Rooftop solar a key topic at 8th annual clean energy conference in Vegas
Battles over rooftop solar electricity in Western states emerged as a key topic during an annual green power conference hosted Monday by U.S. Sen. Harry Reid.
President Barack Obama was expected to keynote the close of the eighth National Clean Energy Summit at the Mandalay Bay resort. Obama is using an event that Reid has nurtured during his time as Democratic leader of the Senate to announce new executive actions and other efforts aimed at making it easier for homeowners and businesses to invest in green energy improvements.
Reid opened the conference on Monday highlighting a local utility's plan to build a 15 megawatt solar generation project on 80 acres in the Nye County community of Pahrump, about 60 miles west of Las Vegas. It will serve the Valley Electric Association, and company chief Tom Husted said it could help lower electricity prices for about 25,000 customers in six rural counties in Nevada and California.
The debate about costs for consumers who install home rooftop solar panels and utilities that control the electric grid in sunny states like Nevada, Arizona, California, New Mexico and Utah provided a point-counterpoint discussion between Charles Cicchetti of the Pacific Economics Group, speaking for consumers, and Lisa Wood of the Edison Foundation, representing utilities.
The question hits home in Nevada, where the dominant utility, publicly-traded NV Energy, reported last week that it hit a preset statewide cap of 235 megawatts on the amount of rooftop solar power it will buy back from customers.
Solar power advocates complain that the utility rate structure threatens to kill their fledgling industry. One rooftop solar company that had begun expanding into Nevada pulled back several weeks ago, citing uncertainty about net metering,
"It's a misconception that rooftop solar users don't need the grid," Wood said. She called it only fair that customers continue to pay to maintain the transmission system from which they draw electricity during peak use times and at night. She also acknowledged that net-metering policies needed to be updated.
The misconception, Cicchetti said, is that consumers are required to buy power from the utilities. The bigger danger to the companies, he said, would be for rooftop solar users to become so alienated that they find ways to store electricity collected during the day and withdraw from the grid altogether.
"Pushback is slowing the progress we've made," he said.
Reid, who has made clean and green energy one of his touchstone issues, noted in opening remarks that the key challenge today is "properly valuing rooftop solar, properly valuing energy efficiency and properly valuing other distributed sources of clean energy."
One leader of a utility company said she welcomed the trend.

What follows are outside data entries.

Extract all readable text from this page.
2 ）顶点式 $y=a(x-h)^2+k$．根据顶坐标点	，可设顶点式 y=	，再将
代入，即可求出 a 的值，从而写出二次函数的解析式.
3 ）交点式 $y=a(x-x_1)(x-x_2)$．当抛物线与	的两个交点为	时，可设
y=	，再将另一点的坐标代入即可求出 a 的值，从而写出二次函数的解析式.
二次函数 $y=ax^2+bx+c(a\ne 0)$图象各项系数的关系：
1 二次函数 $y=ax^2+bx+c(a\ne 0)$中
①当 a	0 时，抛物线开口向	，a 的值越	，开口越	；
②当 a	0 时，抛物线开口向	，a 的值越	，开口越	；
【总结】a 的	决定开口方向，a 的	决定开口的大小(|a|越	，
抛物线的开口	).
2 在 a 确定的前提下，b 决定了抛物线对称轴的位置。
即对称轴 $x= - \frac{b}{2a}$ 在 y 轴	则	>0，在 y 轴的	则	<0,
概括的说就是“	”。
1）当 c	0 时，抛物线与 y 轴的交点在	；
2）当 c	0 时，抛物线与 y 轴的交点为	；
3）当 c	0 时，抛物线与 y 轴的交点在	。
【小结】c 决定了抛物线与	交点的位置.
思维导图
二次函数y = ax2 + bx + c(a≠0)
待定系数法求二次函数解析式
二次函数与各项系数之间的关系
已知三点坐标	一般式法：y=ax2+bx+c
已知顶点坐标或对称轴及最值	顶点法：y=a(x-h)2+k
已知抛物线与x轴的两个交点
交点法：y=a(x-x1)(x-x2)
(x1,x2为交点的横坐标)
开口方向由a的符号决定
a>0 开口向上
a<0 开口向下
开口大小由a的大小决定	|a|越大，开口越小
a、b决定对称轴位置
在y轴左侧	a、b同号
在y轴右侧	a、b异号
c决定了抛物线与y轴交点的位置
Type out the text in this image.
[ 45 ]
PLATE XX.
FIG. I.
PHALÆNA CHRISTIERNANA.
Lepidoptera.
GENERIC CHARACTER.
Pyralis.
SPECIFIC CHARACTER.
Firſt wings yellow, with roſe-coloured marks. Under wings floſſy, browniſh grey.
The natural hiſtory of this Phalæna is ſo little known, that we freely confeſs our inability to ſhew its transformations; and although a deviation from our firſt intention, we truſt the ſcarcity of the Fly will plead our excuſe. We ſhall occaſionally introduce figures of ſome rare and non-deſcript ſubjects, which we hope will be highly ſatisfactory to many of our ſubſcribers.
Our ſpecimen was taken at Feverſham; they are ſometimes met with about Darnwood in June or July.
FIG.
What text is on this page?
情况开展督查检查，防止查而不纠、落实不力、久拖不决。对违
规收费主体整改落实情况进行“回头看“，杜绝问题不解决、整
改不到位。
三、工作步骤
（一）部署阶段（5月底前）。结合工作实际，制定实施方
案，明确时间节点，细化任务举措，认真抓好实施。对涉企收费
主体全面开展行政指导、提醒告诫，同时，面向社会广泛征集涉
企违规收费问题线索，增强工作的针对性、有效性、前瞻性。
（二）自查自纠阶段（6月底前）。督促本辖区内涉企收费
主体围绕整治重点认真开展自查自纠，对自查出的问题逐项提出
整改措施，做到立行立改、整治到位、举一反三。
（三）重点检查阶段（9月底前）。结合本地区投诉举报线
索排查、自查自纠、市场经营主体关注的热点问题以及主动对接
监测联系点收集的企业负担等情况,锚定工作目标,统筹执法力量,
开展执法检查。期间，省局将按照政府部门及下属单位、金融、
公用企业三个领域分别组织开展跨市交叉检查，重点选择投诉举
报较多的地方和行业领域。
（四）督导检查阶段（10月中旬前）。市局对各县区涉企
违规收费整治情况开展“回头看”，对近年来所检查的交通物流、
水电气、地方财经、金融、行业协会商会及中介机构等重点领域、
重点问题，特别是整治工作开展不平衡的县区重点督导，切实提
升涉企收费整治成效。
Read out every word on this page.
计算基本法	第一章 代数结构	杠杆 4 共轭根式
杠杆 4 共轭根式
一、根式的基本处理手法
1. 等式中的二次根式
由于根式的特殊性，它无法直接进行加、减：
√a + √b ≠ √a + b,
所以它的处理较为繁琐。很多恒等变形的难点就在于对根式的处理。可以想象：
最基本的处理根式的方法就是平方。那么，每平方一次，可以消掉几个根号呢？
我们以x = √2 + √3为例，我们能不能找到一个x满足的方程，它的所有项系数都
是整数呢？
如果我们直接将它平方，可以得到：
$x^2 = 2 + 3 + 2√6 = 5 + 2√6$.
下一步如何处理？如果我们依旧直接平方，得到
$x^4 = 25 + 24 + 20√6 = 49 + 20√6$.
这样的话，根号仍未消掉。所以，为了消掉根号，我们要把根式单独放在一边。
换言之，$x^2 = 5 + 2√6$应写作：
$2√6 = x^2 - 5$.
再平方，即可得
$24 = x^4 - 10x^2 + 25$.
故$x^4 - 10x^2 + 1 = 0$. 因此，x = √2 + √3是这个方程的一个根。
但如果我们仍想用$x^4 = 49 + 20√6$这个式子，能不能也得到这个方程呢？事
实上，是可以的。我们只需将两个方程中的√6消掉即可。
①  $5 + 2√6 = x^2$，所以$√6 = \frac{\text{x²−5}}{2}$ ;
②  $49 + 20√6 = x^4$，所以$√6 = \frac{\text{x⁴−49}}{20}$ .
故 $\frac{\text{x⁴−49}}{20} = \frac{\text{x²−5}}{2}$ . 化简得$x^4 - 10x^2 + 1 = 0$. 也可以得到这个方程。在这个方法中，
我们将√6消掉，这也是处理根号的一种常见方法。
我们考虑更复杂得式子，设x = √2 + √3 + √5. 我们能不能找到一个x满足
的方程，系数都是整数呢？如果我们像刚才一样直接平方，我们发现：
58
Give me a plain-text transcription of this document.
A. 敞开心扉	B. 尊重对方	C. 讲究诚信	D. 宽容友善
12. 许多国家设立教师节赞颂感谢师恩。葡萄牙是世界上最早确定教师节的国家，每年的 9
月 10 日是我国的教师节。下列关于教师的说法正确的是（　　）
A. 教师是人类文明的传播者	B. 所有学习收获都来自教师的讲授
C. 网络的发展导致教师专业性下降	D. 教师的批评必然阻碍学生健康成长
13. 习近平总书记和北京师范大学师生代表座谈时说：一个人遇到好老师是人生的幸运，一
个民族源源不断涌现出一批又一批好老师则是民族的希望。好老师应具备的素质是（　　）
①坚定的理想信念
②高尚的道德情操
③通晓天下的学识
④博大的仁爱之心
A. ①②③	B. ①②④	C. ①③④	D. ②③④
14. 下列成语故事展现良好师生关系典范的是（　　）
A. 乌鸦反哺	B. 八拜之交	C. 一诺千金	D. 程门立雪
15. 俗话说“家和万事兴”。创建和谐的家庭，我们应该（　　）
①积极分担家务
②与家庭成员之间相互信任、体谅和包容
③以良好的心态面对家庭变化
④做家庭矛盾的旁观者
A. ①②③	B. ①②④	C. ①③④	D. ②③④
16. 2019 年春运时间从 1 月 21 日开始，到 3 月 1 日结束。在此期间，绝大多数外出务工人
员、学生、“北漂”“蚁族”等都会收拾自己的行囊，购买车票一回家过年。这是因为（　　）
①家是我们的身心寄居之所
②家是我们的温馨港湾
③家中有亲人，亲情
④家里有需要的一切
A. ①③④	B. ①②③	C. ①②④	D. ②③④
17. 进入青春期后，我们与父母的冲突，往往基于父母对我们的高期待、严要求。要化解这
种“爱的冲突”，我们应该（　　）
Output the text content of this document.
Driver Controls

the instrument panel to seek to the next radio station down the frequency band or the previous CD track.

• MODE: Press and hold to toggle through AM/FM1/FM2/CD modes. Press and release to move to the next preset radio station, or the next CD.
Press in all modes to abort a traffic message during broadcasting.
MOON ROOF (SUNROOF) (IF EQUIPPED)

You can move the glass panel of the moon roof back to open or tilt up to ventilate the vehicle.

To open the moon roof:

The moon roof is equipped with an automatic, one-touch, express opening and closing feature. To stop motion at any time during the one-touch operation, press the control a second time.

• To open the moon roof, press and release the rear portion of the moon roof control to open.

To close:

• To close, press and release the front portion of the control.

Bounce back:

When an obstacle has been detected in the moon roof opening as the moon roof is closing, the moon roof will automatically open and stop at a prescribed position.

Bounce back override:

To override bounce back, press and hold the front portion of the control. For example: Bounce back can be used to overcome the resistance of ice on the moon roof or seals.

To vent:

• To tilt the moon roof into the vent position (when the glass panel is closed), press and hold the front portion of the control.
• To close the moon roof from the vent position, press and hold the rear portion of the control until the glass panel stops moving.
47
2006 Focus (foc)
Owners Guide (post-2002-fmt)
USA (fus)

Almost one-third of the energy used by California utility giant Pacific Gas & Electric comes from what the company president, Geisha Williams, called a renewable portfolio standard. Williams said 55 percent of the company's electricity is produced without greenhouse emissions.
PG&E serves an area with about 16 million people in northern and central California, and Williams said it now has some 175,000 customers with home solar generation.
Williams said her company gets as many as 5,000 applications per month for rooftop solar, and it has streamlined approvals so they usually take about five days.
"The customers want it," Williams said. "Our goal is to make it easy. We don't want to be a roadblock."
During a panel with Williams and others focusing on energy developments in the U.S., former Colorado Gov. Bill Ritter talked about overcoming initial opposition to changing policies. He recalled opposition in 2010 to a Clean Air-Clean Jobs campaign in his state that aimed to replace coal with gas-fired electricity.
"Now you look at it, it's a no-brainer," said Ritter, no relation to AP writer Ken Ritter.